1 Ekim 2010 Cuma

Surmanset..

İnsanlar doğarken; adlarını, ailelerini, genetiklerini, isimlerini, cinsiyetlerini, dillerini seçemezler ! Nedense kamburları donanıma dönüştürmek yerine onları sivriltiklerini pek bilemezler. Oysa , işe yaramaz zannedilen çölün, deveye en kutsal armağamıdır o kambur . O kambur olmazsa çölde hayatda kalınır mı ki ?
İşte kamburu donanım yapmak yerine donanımı kamburlaştıranlarda var ahlakı alçaklık olan bazı medyalarda bir başka ülkede olsa da bu dünyada....

Bu kez küçük çocukların resimleri basmamaya özen gösteren gazetelere inat halkın çocuklarından şevhet arayanlar var kapımızda. Belediye otobüsü gazetelerinden biri daha bu aslında durum böyle olunca bende karar verdim bu duruma posta koymaya...işte size sabah sabah bir işbirlikçi hikayesi..

Bir tesadüf eseri bir ahbabımızın yazlığındaki garajda gördüklerim aslında bu hikayenin temeli...
Bir mühim yazarın ve bir başka mühim yazarın iki oğlu bir çorba pişirmişde haberimiz yokmuş meğerse! Elbetteki bu rakip görünen iki kafadar yazarın ortaklığı dayanmakdadır çoook eskilere ...

Kimi kerevizyon hayali ile milleti soymuş, kimide bir spor kulübümüzün reklam avantasında soyunmuşmuş o günlerde..
Allem etmişler kallem etmişler alem etmeden işe girişmişler ailelerinin fettansı destansı kurnazlık destekleri ile .. Sessiz sedasız kısa süreli bir faaliyet ise milyon dolarlık faturalara yetmiş de artmış bile ...
İt iti ısırmaz misali bakın nerelere dayanmış iş ?
Meğerse hayatları elemterefiş kem gözlere şişmiş !

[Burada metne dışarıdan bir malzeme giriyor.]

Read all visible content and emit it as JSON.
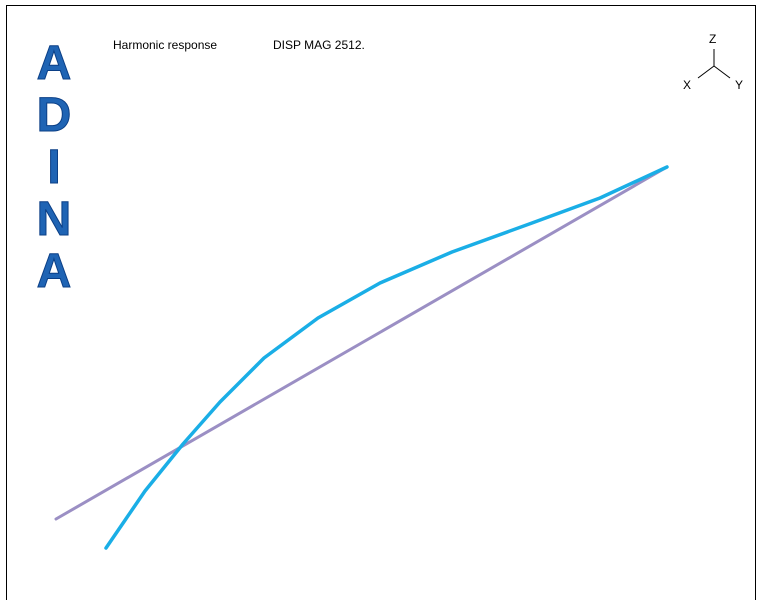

Rüya ya bu, nasılsa gerçek değil , aslı astarı olsa çeğiz sandığından çıkan altınlar OY değil..

O gün mutevazi bahçedeki sempatik garaj kapısı dikkatimi çektiğinde ev sahibine gezip gezemeyeceğimi sormuşdum,

Malum garajlar ardiye gibidir. Her tür işe yaramaz zannedilen , gereksiz görülen ne hazineler keşfedilebilinir bu yerlerde.

Bu durumda dayanamayıp o eski faturalardan bir kaç nüsha araklamak düşerdi tabiki rüyamdaki ahlaklı erdeme...
Çünkü kurulan paravan şirket ile bir kaç ayda milyarlarca fatura kesildikden sonra şirket kapatılmış , ancak belge ve eşyalar yer olmadığı gerekçesi ile masum bir tanıdığın garajına yığılmışdı, Denize nazır konutlarda keyif süren herkesin emrine münazır köşegenler nedense bir depo tutacak cesareti askıya almışdı...

Bu durumda saklanması gereken eski faturalar da bu şekilde güvenlik altına alınmış sanılmışdı, Oysa; Hasta olacak kişinin ayağına doktor gelirmiş derlerdi ....

Gün gelir devran döner. Bu nüshalar skandaldan da beter.. Hangi spor klübüne ne kesilmiş, ucu alışın verişin merkezlerine dek değermiş ..

Kiminin anası kanserden kiminin babası amansız hastalıkdan ilahi adalete zaten boyun eğermiş..

Tarih yazılmaz okunur derler. Şimdiki zamanı doğru şekilde ve ileride anlaşılabilir şekilde kaydetmeyenler geleceklerini oluşturamazlar.
Bir gün gelecek bu nüshalar rüyalardan çıkıp elden ele gezecek .
Hangi otoyol çiçeklendirmelerin kimleri ne hale getirdiği,
hangi kadının çenesinin hangi kadın tarafından da kırıldığının bedeli elbet belirlenecek..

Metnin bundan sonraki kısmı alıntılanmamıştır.